Most Americans would like to lose weight, particularly if they could eat, and eat some more, at the same time. Dick Watson recently told the Right Angle Club about an adventure cruise on a sailing ship in the South Pacific, where he and everyone else ate huge mounds of delicious food, but still lost 12 pounds in a month. About twenty of these voyagers spent eight thousand dollars for the privilege of working as sailors for a month on an authentic pre-steam brigantine, sailing from Aukland to Easter Island. Dick took fourteen hundred beautiful photos of the experience, but most of his audience sat transfixed at the description of the horrors of sailor life. Not your average luxury cruise.


A brigantine is about an eighth the size of the Moshulu parked in Penn's Landing, and definitely does not plow the waves. Bobbing like a cork with every ripple, the ship "rode" waves throughout this "Pacific" cruise that averaged six meters or about twenty feet high. It thus follows that every single voyager was deathly sea-sick for the first two or three days; welcome to the bounding main. In spite of excruciating incapacity, sailors are not excused from standing watch; that's just about the first law of the sea. However, after a few days, this problem seems to go away for almost everyone and becomes only an initiation rite in retrospect. What doesn't go away is the wind, the cold, and the rain. Climbing the rigging gets you up to the fighting top, a wooden platform forty feet above the deck. Bigger ships sometimes have a hole in that platform to crawl through, but brigantines don't have rubber holes. You climb the mast and work your way out to the edge of the platform hanging upside down, then drag yourself up and over the edge. Once you are there, you can attach your safety belt, but the transition depends entirely on having enough strength in your hands to hold on while the ship rocks from side to side, forty feet below. Above the fighting, the top is another fifty feet of climbing, as the shrouds (ropes) which are attached to the top narrow down to the point where there is no longer room for your foot unless you turn it sideways. Ballet dancers learn to walk on their toes, but walking and climbing on the side of your foot is a step beyond excruciating.
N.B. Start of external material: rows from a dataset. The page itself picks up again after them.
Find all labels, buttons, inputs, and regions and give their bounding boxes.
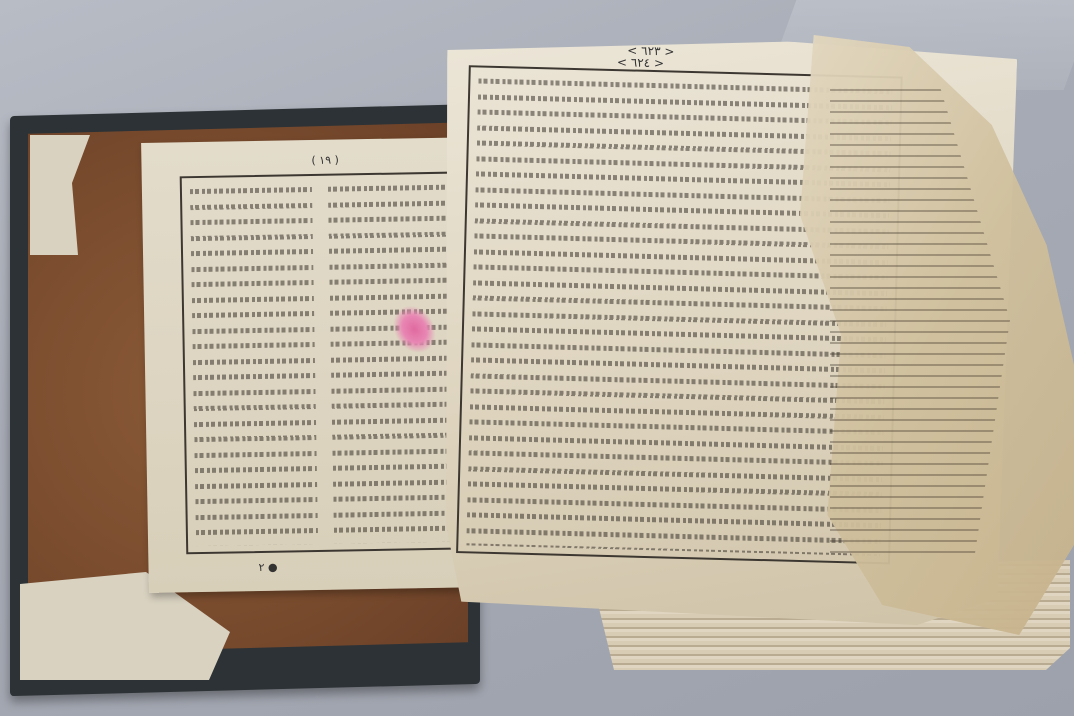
text-column (324, 180, 460, 544)
page-number-top: ( ١٩ ) (311, 154, 339, 167)
page-number-bottom: ٢ ● (258, 561, 277, 574)
header-number: < ٦٢٤ > (617, 55, 664, 70)
text-frame (180, 171, 469, 554)
text-column (186, 182, 322, 546)
left-page: ( ١٩ ) ٢ ● (141, 137, 489, 593)
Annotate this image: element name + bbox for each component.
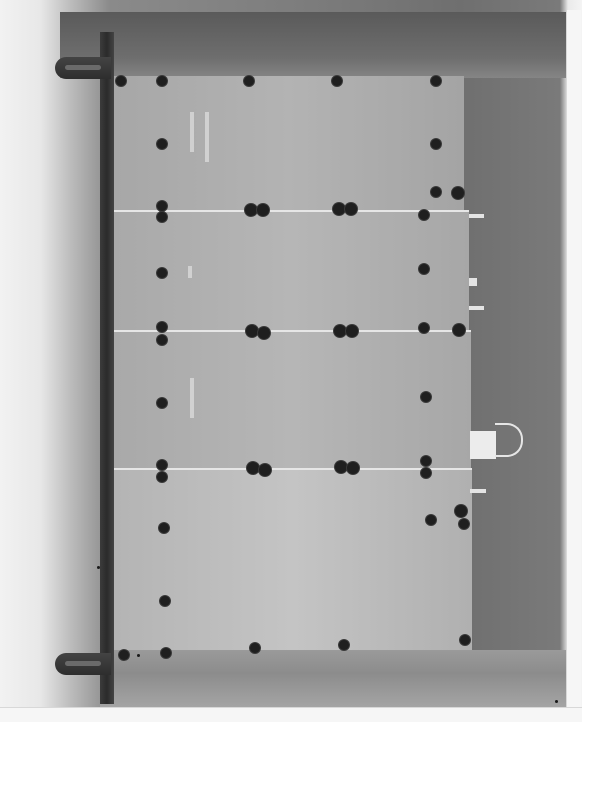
background-shadow	[60, 12, 570, 78]
screw	[332, 76, 342, 86]
screw	[419, 210, 429, 220]
screw	[157, 76, 167, 86]
screw	[157, 201, 167, 211]
screw	[333, 203, 345, 215]
screw	[157, 212, 167, 222]
scanned-photo	[0, 0, 582, 722]
screw	[339, 640, 349, 650]
screw	[247, 462, 259, 474]
screw	[246, 325, 258, 337]
rear-connector	[469, 278, 477, 286]
photo-border-right	[567, 10, 581, 715]
screw	[460, 635, 470, 645]
screw	[159, 523, 169, 533]
illegible-label	[190, 378, 194, 418]
screw	[160, 596, 170, 606]
module-cover-3	[114, 468, 472, 650]
screw	[431, 139, 441, 149]
screw	[157, 460, 167, 470]
illegible-label	[205, 112, 209, 162]
rack-ear-slot	[65, 65, 101, 70]
module-cover-1	[114, 210, 469, 332]
screw	[244, 76, 254, 86]
blank-page-margin	[0, 722, 612, 791]
screw	[421, 392, 431, 402]
screw	[161, 648, 171, 658]
screw	[459, 519, 469, 529]
rack-ear-top	[55, 57, 111, 79]
screw	[259, 464, 271, 476]
screw	[157, 268, 167, 278]
screw	[334, 325, 346, 337]
rack-ear-slot	[65, 661, 101, 666]
screw	[419, 323, 429, 333]
screw	[345, 203, 357, 215]
screw	[157, 139, 167, 149]
illegible-label	[190, 112, 194, 152]
rack-front-panel	[100, 32, 114, 704]
screw	[157, 335, 167, 345]
power-cable	[495, 423, 523, 457]
photo-border-bottom	[0, 708, 582, 722]
screw	[452, 187, 464, 199]
screw	[455, 505, 467, 517]
screw	[346, 325, 358, 337]
screw	[421, 456, 431, 466]
screw	[245, 204, 257, 216]
rear-connector	[469, 214, 484, 218]
screw	[116, 76, 126, 86]
screw	[257, 204, 269, 216]
screw	[431, 187, 441, 197]
illegible-label	[188, 266, 192, 278]
fleck	[555, 700, 558, 703]
module-cover-2	[114, 330, 471, 470]
screw	[347, 462, 359, 474]
power-connector	[470, 431, 496, 459]
rear-connector	[469, 306, 484, 310]
screw	[421, 468, 431, 478]
screw	[335, 461, 347, 473]
screw	[119, 650, 129, 660]
screw	[157, 472, 167, 482]
screw	[157, 322, 167, 332]
screw	[157, 398, 167, 408]
screw	[258, 327, 270, 339]
background-table	[100, 650, 570, 708]
screw	[431, 76, 441, 86]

Perhaps it is the good thing our ancestors came over to settle America that way. Except for a few people like Benjamin Franklin they gladly gave up all thought of returning to the home country. However difficult it may have seemed to cope with the Indians and all, they were going to be Americans forever. Other people could fight wars about events that took place in 1384. We weren't going to worry about that sort of thing because we were not going back, ever.